Turkish steel producers made no new scrap bookings on Friday August 27, ending the working week with a single cargo deal amid limited finished steel sales, market participants said.
A steel mill in the Iskenderun region booked a European cargo on Wednesday, comprising 22,500 tonnes of heavy melting scrap 1&2 (80:20) and 12,500 tonnes of bonus at an average price of $450 per tonne cfr. The HMS 1&2 (80:20) price of the cargo was calculated at $443 per tonne cfr, while the bonus price was $463 per tonne.
The country’s steel mills have kept their deep-sea purchases slow during the past week due to weak steel sales.

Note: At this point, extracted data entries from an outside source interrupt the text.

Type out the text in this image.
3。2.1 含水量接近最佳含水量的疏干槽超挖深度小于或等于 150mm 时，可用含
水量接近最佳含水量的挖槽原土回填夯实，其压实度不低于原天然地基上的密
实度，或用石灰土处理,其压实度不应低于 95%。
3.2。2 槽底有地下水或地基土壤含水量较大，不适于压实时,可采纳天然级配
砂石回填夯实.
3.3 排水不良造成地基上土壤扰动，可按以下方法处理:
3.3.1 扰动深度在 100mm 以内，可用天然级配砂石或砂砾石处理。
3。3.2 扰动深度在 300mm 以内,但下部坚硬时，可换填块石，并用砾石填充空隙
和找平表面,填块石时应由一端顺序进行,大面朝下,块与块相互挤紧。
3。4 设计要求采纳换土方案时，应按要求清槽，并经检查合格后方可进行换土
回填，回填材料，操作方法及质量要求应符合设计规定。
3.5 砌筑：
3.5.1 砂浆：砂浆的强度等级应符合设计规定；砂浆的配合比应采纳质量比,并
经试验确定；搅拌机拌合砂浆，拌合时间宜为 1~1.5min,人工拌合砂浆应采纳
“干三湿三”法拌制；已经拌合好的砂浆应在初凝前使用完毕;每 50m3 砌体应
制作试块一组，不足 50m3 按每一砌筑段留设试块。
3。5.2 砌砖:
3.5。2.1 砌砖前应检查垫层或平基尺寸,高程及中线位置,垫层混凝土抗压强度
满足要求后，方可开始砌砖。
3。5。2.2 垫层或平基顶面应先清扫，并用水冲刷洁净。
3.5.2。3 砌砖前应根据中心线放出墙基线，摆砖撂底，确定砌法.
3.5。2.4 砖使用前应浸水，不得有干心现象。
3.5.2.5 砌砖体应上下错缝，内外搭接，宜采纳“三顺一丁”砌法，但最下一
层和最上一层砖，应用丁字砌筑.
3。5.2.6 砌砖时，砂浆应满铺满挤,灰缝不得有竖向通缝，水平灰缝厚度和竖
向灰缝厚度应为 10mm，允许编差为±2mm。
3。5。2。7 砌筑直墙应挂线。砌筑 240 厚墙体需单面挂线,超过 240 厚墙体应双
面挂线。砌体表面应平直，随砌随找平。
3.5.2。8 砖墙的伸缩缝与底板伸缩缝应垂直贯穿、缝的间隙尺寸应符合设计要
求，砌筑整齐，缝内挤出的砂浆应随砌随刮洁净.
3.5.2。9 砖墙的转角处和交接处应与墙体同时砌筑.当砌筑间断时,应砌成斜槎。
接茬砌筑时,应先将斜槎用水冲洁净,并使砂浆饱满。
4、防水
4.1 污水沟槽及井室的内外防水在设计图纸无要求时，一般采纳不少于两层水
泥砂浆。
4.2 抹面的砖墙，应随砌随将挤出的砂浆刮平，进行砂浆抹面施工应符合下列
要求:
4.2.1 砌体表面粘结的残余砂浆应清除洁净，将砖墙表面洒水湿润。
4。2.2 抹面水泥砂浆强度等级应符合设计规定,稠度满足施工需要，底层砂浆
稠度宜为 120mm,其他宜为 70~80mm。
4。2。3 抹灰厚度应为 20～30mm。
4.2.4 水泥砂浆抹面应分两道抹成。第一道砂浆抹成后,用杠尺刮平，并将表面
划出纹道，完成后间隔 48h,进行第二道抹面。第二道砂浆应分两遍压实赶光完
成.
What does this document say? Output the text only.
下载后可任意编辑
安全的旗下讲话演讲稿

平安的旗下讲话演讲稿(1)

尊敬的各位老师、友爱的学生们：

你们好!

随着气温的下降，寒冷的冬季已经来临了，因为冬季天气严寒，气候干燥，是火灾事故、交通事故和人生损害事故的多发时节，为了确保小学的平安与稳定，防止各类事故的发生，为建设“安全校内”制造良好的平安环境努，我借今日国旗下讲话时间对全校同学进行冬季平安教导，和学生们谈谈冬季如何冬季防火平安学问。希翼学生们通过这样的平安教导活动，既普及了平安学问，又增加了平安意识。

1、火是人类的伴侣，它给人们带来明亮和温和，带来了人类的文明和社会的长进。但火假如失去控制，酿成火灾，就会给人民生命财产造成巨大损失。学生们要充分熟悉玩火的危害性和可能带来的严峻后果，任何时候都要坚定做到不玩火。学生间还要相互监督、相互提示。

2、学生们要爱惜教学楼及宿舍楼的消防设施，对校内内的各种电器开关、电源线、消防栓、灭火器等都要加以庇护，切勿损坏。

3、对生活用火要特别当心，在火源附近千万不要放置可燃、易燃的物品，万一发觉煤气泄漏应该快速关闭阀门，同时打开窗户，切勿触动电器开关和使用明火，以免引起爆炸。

Turkish steelmakers cut their rebar export offers to $670-675 per tonne fob on actual-weight basis this week, from $680-695 per tonne fob last week. But this failed to encourage demand, with no significant export trade heard.
Fastmarkets assessed steel reinforcing bar (rebar), export, fob main port Turkey at $670-675 per tonne on August 26, down by $10-15 per tonne from $680-690 per tonne one week earlier.

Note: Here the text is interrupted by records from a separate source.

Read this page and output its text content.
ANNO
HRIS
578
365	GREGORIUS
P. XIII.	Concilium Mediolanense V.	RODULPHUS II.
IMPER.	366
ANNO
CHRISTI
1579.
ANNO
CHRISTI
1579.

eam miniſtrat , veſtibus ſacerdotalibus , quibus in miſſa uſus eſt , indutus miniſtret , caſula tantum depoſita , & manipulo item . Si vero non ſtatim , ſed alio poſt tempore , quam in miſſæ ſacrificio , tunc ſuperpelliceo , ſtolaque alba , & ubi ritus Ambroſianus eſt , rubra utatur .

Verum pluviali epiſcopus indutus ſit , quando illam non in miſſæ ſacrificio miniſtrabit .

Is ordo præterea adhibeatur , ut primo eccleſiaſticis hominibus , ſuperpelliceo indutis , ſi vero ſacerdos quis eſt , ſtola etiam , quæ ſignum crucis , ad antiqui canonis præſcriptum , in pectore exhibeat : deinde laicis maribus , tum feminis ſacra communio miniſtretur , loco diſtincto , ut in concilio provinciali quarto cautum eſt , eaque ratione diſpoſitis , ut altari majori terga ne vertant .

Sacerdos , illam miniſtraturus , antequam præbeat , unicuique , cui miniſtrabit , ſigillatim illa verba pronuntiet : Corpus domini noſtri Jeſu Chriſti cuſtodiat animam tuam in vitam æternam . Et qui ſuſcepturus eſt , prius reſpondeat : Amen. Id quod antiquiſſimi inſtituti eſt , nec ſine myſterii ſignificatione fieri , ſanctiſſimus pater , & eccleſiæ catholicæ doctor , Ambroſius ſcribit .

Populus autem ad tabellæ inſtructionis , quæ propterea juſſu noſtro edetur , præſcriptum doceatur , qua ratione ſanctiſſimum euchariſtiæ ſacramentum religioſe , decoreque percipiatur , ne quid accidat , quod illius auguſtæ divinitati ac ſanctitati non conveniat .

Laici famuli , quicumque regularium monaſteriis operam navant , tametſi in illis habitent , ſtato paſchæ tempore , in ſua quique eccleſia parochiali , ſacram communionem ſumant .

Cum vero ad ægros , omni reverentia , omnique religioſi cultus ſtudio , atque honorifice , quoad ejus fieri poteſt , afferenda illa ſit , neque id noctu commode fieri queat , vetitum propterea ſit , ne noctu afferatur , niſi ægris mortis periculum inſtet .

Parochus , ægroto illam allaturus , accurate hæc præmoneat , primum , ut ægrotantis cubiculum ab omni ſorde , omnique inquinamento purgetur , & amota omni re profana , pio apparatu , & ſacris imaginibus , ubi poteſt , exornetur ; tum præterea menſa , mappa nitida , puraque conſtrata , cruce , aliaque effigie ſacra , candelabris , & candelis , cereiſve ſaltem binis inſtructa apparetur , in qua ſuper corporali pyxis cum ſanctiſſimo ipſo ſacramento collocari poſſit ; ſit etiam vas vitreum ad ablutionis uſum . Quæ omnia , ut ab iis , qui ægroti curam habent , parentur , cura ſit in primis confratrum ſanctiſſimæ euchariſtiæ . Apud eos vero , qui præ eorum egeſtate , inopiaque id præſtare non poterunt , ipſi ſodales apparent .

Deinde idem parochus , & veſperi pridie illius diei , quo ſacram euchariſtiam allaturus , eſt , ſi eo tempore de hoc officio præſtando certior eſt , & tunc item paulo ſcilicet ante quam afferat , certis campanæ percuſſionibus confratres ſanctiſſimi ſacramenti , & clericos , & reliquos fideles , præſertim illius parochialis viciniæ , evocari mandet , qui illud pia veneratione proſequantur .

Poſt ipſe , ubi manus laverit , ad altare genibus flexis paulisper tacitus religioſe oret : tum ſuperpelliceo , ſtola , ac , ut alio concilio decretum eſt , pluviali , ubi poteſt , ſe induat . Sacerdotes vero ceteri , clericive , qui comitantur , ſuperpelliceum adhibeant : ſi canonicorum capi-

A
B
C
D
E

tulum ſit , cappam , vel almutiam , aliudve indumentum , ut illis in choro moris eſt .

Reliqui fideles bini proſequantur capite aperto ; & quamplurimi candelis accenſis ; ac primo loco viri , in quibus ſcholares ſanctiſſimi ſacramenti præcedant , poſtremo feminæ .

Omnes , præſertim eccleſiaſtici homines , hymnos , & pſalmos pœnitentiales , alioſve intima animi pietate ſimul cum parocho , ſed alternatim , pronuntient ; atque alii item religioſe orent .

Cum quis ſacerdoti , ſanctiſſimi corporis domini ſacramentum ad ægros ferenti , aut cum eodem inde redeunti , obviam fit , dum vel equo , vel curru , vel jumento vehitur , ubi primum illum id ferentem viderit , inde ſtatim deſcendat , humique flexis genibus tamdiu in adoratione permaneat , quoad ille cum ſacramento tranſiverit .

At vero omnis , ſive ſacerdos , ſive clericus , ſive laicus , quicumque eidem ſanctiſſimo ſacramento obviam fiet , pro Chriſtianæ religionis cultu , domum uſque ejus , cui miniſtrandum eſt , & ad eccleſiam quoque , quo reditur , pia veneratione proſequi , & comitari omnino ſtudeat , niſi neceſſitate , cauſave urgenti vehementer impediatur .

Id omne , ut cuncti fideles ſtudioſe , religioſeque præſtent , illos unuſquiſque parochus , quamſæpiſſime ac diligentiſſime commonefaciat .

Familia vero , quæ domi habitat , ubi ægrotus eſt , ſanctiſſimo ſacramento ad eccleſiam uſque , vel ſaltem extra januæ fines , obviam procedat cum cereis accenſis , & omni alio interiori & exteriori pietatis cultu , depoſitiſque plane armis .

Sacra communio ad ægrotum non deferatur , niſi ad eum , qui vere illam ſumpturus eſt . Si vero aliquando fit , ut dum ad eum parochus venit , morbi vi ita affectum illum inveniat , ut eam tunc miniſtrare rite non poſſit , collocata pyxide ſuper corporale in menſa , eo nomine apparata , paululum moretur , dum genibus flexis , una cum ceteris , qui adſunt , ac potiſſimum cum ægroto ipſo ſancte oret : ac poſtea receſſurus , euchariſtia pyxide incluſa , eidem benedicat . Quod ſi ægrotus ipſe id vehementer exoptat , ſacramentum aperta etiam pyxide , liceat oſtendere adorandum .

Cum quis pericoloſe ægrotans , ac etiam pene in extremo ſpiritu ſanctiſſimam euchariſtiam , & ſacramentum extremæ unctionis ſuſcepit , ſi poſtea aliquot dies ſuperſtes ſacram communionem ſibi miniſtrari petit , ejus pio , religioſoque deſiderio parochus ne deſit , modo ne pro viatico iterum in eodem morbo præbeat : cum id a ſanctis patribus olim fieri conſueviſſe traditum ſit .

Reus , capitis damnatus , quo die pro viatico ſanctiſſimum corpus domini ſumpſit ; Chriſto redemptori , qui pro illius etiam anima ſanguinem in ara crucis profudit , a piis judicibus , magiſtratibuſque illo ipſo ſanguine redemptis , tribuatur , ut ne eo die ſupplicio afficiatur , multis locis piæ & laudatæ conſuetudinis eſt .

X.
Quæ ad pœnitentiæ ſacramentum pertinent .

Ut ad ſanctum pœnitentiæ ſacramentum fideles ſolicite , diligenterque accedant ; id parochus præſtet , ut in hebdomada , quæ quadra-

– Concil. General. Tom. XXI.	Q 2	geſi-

Market participants expect further price declines for both scrap and finished long steel products.
“We expect there will be resistance at a price level of $650 per tonne fob [for rebar exports]. There might be some sales at that level, but if demand does not revive at that point, the market will see some sharp decreases,” a trading source said.
As a result of the lack of fresh trading activity, the daily scrap indices remained static at the end of the week.
Fastmarkets’ index for steel scrap HMS 1&2 (80:20 mix), North Europe origin, cfr Turkey was calculated at $444.46 per tonne on Friday, unchanged day on day.
The daily index for steel scrap HMS 1&2 (80:20 mix), United States origin, cfr Turkey was calculated at $452.55 per tonne, also flat day on day, leaving the premium for US-origin material over European scrap at $8.09 per tonne.